On Wed, Dec 09, 2020 at 01:25:18PM +0000, Marc Zyngier wrote:
> On 2020-12-09 12:44, Catalin Marinas wrote:
> > On Tue, Dec 08, 2020 at 06:21:12PM +0000, Marc Zyngier wrote:
> > > On 2020-12-08 17:21, Catalin Marinas wrote:
> > > > On Mon, Dec 07, 2020 at 07:03:13PM +0000, Marc Zyngier wrote:
> > > > > I wonder whether we will have to have something kernel side to
> > > > > dump/reload tags in a way that matches the patterns used by live
> > > > > migration.
> > > >
> > > > We have something related - ptrace dumps/resores the tags. Can the same
> > > > concept be expanded to a KVM ioctl?
> > >
> > > Yes, although I wonder whether we should integrate this deeply into
> > > the dirty-log mechanism: it would be really interesting to dump the
> > > tags at the point where the page is flagged as clean from a dirty-log
> > > point of view. As the page is dirtied, discard the saved tags.
> >
> > From the VMM perspective, the tags can be treated just like additional
> > (meta)data in a page. We'd only need the tags when copying over. It can
> > race with the VM dirtying the page (writing tags would dirty it) but I
> > don't think the current migration code cares about this. If dirtied, it
> > copies it again.
> >
> > The only downside I see is an extra syscall per page both on the origin
> > VMM and the destination one to dump/restore the tags. Is this a
> > performance issue?
>
> I'm not sure. Migrating VMs already has a massive overhead, so an extra
> syscall per page isn't terrifying. But that's the point where I admit
> not knowing enough about what the VMM expects, nor whether that matches
> what happens on other architectures that deal with per-page metadata.
>
> Would this syscall operate on the guest address space? Or on the VMM's
> own mapping?

Whatever is easier for the VMM, I don't think it matters as long as the
host kernel can get the actual physical address (and linear map
correspondent).

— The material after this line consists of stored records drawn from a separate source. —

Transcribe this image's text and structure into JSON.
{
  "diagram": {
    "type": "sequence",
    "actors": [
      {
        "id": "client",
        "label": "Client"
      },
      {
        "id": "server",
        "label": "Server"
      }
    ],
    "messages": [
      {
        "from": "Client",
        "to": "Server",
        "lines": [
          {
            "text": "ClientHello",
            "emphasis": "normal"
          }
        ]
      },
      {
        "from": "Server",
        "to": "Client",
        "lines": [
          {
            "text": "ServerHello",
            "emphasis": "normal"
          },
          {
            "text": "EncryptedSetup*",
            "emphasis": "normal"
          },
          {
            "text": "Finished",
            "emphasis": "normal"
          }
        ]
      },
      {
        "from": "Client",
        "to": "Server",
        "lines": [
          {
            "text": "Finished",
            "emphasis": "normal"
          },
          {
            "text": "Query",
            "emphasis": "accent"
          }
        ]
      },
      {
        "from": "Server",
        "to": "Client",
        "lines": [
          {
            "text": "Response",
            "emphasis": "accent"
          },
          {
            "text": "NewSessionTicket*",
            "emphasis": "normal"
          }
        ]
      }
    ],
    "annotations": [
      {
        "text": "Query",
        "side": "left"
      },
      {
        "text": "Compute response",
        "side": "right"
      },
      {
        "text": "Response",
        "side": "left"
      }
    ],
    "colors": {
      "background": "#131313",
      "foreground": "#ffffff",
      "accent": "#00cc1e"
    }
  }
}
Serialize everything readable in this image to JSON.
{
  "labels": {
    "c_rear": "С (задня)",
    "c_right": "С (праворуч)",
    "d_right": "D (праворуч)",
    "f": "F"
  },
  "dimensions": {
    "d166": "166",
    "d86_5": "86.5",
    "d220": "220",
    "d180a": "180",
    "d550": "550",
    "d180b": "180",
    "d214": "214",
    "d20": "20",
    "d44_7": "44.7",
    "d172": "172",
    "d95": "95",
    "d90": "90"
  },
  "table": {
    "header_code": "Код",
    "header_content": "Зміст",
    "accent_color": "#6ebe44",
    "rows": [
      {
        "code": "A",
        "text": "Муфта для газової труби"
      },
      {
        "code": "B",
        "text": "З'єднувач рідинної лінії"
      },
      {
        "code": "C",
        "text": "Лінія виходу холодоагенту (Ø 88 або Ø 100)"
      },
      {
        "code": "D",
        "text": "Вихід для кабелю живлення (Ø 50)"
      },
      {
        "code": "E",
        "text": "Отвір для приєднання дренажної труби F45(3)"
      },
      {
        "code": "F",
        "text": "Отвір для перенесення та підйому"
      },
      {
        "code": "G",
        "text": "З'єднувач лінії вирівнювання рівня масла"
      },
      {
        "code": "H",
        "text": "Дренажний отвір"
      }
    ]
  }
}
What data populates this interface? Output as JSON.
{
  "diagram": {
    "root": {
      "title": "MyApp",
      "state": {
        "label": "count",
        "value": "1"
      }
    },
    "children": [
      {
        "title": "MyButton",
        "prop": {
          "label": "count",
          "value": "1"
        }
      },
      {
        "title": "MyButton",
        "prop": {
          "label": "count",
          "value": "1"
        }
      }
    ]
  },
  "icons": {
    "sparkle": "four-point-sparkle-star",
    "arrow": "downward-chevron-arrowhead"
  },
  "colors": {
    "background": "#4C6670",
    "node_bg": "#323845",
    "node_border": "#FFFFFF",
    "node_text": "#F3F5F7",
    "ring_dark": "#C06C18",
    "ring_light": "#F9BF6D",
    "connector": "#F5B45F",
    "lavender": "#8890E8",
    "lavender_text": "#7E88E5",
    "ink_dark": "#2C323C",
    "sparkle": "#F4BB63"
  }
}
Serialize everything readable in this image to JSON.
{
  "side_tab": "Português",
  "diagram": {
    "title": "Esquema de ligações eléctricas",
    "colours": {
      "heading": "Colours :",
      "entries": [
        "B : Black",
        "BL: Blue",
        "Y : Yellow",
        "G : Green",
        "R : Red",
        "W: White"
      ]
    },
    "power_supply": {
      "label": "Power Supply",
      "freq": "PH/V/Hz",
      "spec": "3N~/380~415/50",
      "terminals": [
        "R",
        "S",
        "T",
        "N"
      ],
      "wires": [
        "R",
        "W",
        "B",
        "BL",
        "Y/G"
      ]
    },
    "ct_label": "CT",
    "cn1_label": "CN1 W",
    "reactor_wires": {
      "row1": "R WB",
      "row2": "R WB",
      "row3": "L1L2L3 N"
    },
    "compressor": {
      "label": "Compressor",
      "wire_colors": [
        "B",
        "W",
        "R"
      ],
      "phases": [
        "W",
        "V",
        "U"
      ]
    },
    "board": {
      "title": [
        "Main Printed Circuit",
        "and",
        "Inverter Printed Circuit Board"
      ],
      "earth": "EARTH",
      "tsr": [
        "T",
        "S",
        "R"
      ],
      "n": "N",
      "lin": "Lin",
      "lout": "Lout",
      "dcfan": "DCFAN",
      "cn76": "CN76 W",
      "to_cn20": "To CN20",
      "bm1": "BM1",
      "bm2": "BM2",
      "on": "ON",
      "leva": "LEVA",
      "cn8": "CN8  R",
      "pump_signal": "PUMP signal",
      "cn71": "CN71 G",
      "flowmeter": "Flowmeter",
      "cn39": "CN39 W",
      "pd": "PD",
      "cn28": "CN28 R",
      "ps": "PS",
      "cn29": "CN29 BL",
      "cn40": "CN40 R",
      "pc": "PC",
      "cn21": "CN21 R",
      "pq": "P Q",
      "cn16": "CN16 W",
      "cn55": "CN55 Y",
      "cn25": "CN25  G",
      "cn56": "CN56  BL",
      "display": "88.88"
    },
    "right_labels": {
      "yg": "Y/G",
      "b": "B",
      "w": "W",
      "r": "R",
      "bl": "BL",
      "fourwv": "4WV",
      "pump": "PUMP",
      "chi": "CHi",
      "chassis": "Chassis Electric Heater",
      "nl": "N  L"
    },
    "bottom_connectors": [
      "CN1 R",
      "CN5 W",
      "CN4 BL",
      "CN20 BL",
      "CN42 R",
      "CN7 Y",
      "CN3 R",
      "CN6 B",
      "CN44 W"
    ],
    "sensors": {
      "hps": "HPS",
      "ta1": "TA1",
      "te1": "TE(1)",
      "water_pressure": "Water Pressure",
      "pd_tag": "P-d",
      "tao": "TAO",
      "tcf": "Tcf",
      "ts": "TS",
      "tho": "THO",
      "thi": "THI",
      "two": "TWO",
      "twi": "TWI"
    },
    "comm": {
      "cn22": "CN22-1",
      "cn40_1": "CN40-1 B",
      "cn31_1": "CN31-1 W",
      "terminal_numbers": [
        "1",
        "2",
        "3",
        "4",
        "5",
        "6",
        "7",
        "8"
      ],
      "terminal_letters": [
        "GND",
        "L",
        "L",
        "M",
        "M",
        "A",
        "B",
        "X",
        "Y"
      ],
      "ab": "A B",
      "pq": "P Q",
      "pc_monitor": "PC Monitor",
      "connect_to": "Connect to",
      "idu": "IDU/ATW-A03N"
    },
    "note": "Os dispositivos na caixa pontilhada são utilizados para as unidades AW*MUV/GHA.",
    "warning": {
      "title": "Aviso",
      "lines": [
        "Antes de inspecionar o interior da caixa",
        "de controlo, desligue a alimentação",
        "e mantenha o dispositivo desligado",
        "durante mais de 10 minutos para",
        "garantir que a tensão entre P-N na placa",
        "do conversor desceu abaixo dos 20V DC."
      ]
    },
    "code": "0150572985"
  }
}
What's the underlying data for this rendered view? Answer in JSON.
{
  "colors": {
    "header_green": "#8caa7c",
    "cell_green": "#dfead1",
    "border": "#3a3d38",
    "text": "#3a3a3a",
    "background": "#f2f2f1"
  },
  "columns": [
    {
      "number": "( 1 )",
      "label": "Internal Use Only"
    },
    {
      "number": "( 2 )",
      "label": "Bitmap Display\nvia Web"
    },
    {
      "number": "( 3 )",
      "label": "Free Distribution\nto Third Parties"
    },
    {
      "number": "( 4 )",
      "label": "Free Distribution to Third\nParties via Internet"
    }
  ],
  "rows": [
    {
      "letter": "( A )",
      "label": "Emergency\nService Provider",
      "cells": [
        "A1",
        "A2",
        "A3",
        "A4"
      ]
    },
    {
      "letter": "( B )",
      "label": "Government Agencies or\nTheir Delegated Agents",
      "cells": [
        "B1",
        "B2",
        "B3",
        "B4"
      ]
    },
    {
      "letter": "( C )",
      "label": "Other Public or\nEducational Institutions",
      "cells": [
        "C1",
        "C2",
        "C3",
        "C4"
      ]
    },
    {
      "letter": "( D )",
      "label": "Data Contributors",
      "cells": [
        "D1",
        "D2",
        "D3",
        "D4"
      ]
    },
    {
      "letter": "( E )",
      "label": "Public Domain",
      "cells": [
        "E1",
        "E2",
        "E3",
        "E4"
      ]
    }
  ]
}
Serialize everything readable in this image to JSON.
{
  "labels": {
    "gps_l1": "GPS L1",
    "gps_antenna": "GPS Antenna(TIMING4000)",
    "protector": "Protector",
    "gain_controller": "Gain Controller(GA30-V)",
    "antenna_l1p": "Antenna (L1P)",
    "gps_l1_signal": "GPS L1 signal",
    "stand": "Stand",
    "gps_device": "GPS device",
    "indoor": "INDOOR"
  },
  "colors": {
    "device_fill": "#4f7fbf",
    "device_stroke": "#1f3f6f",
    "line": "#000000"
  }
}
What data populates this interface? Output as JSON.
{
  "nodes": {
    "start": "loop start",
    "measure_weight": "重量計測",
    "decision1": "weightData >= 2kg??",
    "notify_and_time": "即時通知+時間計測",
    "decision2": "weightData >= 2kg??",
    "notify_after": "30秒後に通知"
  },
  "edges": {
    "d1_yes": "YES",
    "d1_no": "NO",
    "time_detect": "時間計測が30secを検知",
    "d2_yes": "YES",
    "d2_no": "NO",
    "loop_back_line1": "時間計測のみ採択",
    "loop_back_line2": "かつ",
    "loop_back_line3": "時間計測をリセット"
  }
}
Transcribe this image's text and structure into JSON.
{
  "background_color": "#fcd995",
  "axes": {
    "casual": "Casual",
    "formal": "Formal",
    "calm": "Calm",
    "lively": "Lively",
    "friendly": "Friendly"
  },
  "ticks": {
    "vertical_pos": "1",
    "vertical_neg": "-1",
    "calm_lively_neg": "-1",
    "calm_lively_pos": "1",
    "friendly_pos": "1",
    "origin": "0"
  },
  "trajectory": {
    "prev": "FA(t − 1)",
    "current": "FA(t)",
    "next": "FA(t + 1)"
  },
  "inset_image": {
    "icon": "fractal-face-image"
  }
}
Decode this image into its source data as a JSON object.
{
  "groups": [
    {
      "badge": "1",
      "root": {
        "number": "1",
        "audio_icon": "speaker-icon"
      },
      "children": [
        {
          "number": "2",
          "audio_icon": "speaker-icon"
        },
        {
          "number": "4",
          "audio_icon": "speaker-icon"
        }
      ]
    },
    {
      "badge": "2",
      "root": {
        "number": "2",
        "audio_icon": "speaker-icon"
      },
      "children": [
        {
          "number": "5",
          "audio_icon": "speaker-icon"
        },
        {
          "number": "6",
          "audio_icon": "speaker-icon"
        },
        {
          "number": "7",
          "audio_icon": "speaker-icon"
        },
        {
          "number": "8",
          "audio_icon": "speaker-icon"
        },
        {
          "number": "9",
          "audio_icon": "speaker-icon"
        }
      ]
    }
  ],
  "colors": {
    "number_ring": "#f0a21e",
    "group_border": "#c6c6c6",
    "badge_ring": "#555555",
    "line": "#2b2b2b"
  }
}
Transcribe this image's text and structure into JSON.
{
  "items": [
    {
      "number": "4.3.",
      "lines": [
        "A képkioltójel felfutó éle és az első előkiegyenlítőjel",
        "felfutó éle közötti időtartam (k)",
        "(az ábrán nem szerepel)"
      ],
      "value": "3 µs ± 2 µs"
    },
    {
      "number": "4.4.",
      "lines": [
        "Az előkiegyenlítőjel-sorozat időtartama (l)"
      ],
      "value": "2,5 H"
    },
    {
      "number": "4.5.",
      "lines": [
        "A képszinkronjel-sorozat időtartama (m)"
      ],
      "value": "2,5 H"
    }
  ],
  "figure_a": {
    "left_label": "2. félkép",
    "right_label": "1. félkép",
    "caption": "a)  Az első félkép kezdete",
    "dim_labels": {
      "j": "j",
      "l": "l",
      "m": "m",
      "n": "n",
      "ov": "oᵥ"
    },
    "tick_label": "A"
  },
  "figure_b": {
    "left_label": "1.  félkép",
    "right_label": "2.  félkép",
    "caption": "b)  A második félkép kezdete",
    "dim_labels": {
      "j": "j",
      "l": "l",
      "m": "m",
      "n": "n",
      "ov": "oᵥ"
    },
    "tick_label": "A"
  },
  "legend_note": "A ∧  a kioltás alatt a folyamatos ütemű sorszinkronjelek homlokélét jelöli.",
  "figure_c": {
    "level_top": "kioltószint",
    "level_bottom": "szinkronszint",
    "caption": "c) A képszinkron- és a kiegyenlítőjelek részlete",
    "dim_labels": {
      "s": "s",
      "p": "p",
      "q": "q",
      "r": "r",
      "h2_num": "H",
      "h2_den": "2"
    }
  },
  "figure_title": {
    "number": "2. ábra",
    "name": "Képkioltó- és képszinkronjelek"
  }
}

Maybe simpler if it's the VMM address space as the
kernel can check the access permissions in case you want to hide the
guest memory from the VMM for other reasons (migration is also off the
table).

Without syscalls, an option would be for the VMM to create two mappings:
one with PROT_MTE for migration and the other without for normal DMA
etc. That's achievable using memfd_create() or shm_open() and two mmap()
calls, only one having PROT_MTE. The VMM address space should be
sufficiently large to map two guest IPAs.

--
Catalin